Feb 5, 2016 16:45 GMT  ·  By

The online forums of the DayZ gaming community were compromised around January 23 by a group of Saudi Arabian hackers known as OurMine.

DayZ is an open-world survival video game and the stand-alone version of the award-winning ARMA II mod of the same name. The game, developed by Bohemia Interactive, is quite popular even if it's still in an alpha stage.

According to a screenshot on their Tumblr account, on January 23, the Our Mine hacking crew managed to penetrate the official forums of the DayZ community, stealing details about over 200,000 usernames.

OurMine defaced the forums' frontend

The hackers didn't operate in the shadows and left a visible topic on the forum's main page. On the same date, the DayZ development team took to Twitter, warning of a possible data breach.
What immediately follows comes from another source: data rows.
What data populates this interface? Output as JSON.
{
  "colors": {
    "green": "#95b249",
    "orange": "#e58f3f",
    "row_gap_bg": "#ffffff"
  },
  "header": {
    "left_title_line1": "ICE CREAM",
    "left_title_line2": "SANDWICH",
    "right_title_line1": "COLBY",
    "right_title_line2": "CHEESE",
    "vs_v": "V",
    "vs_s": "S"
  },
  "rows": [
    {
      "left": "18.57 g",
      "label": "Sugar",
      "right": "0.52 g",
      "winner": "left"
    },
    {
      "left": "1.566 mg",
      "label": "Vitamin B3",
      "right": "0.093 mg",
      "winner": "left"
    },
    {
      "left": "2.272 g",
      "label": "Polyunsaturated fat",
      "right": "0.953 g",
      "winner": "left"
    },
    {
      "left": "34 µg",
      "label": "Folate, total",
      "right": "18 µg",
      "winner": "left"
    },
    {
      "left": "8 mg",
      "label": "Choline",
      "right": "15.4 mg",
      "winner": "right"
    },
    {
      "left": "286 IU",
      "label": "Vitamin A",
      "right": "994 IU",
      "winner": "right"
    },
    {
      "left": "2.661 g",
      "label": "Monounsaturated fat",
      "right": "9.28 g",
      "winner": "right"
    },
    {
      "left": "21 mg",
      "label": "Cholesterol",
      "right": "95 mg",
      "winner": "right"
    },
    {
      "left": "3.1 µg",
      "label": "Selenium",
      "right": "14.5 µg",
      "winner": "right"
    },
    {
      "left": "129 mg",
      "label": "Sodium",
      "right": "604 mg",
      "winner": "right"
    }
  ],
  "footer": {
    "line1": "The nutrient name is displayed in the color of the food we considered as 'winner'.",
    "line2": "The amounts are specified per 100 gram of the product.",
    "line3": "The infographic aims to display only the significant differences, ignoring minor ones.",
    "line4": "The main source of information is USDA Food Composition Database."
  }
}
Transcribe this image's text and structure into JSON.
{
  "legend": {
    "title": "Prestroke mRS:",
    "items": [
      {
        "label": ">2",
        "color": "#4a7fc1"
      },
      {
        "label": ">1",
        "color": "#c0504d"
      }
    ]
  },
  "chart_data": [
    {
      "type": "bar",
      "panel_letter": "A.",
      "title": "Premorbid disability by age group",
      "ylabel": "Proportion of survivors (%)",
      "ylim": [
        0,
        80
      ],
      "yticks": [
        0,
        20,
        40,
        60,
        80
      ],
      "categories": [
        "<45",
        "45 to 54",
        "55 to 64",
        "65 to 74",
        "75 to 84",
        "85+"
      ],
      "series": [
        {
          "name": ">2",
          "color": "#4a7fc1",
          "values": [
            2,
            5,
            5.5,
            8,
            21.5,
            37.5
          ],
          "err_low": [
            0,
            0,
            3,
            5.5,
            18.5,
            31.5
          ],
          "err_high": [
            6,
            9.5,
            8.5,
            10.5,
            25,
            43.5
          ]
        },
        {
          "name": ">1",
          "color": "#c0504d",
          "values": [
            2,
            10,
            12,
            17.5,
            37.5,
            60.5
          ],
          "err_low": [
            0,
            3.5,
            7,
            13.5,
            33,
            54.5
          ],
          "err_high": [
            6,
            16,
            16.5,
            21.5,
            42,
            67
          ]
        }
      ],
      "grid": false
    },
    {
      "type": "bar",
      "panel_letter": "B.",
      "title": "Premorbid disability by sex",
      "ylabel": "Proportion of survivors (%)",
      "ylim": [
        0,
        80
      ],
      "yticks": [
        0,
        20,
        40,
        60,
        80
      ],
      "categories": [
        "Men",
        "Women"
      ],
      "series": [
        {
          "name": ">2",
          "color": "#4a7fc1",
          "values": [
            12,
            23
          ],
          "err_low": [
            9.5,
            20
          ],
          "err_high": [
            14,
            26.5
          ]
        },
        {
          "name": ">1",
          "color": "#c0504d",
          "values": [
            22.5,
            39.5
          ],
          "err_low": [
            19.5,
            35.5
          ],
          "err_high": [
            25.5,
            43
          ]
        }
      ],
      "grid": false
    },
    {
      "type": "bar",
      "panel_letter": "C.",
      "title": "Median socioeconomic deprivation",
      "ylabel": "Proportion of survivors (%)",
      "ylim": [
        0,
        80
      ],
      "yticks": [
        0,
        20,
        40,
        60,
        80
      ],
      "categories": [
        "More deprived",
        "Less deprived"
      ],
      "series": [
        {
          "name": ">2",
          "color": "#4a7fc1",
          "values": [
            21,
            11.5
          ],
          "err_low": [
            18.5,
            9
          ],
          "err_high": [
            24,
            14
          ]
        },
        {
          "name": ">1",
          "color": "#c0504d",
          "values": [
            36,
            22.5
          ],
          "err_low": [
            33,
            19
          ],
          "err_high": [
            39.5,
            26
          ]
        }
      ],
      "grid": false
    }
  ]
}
"Survivors, We've experience an outside security breach of our forums. We suggest playing it safe and changing your password just in case," the DayZ team tweeted out.

As an investigation was started to see what went wrong, the forums' admins found signs that data has been stolen from their database. Yesterday, the DayZ staff sent a message to all forum users, confirming the incident and asking users to change their forum passwords and those for other accounts where users utilized the same username and password combo.

Usernames, emails, and passwords stolen

The development team said that hackers stole only usernames, emails, and hashed passwords. Additionally, the team also announced they would start work on replacing their forums' built-in login system with their own authentication system, considered more secure and also used for other Bohemia Interactive services.

The DayZ forums were using the IPBoard bulletin board software. According to discussions on the IPBoard official forums, DayZ admins were seriously lagging behind, running a very old version of the forum software, (3.4.8 or 3.4.9). The 4.x branch is the current IPBoard version considered to be stable and secure.

As for the hackers, we wrote about the OurMine team last July, when the crew started moving up in the hacking community, graduating from social media and gaming accounts to launching DDoS attacks against financial institutions.